HLTScheduler: Only set non-zero application return code after allowed number of handled event failures
See for context discussion in lhcb-dpa/prod-requests#76
In short(ish) ...
Offline processing now sets the StopAfterNFailures
property of HLTControlFlowMgr
to a value >1 (the default) to allow a limited number of well handled single event processing errors through. The idea being to handle rare one off single processing errors in a way that skips the problem event and allows the rest of the file to be processed. Example of these can be seen in the above link but are mostly related to some sort of rare raw bank corruption (which needs addressing at sort but that is another story).
The problem is Dirac only has two sorts of application return codes. 'Zero' (SUCCESS) and 'Not Zero' (FATAL) and anything in the second category is considered a failed processing.
The logic in the HLTControlFlowMgr
always set the application return code to Gaudi::ReturnCode::AlgorithmFailure
(3) on the first error instance which means even if StopAfterNFailures
was set >1 the return code was non zero, and Dirac considers it a failure.

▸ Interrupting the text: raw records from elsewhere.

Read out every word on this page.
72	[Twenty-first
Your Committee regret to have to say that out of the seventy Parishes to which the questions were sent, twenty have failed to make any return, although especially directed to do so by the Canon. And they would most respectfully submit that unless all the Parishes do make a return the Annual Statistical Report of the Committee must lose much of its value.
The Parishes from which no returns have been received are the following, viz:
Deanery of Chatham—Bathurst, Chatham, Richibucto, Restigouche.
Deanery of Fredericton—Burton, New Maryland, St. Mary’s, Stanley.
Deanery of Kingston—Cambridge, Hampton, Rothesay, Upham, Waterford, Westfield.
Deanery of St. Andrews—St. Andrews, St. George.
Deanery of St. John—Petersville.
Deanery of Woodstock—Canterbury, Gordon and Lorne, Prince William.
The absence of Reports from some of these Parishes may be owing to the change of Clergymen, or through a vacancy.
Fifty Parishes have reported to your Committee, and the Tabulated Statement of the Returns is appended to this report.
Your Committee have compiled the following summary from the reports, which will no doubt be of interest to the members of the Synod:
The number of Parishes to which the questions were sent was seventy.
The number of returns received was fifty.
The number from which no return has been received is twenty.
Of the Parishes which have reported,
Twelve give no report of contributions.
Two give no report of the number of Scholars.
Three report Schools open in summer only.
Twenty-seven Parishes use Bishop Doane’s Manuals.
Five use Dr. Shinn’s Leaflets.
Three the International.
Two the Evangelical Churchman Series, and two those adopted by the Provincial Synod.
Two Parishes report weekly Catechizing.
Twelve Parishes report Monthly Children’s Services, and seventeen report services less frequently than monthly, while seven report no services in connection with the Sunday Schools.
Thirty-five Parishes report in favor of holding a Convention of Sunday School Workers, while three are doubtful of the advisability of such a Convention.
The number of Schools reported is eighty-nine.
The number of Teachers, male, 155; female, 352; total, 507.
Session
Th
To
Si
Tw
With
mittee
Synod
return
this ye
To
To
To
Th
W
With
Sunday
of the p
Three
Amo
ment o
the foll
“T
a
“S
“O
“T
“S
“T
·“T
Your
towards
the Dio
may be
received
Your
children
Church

This MR simply updates the logic so the return code is only set to Gaudi::ReturnCode::AlgorithmFailure
if the StopAfterNFailures
limit is met. Otherwise, it is not and the application will still terminate cleanly (ret code 0) and thus Dirac will consider it a successfully processed file.
Targeting 2024-patches, even though data taking is close to the end, as this is primarily for offline sprucing processing.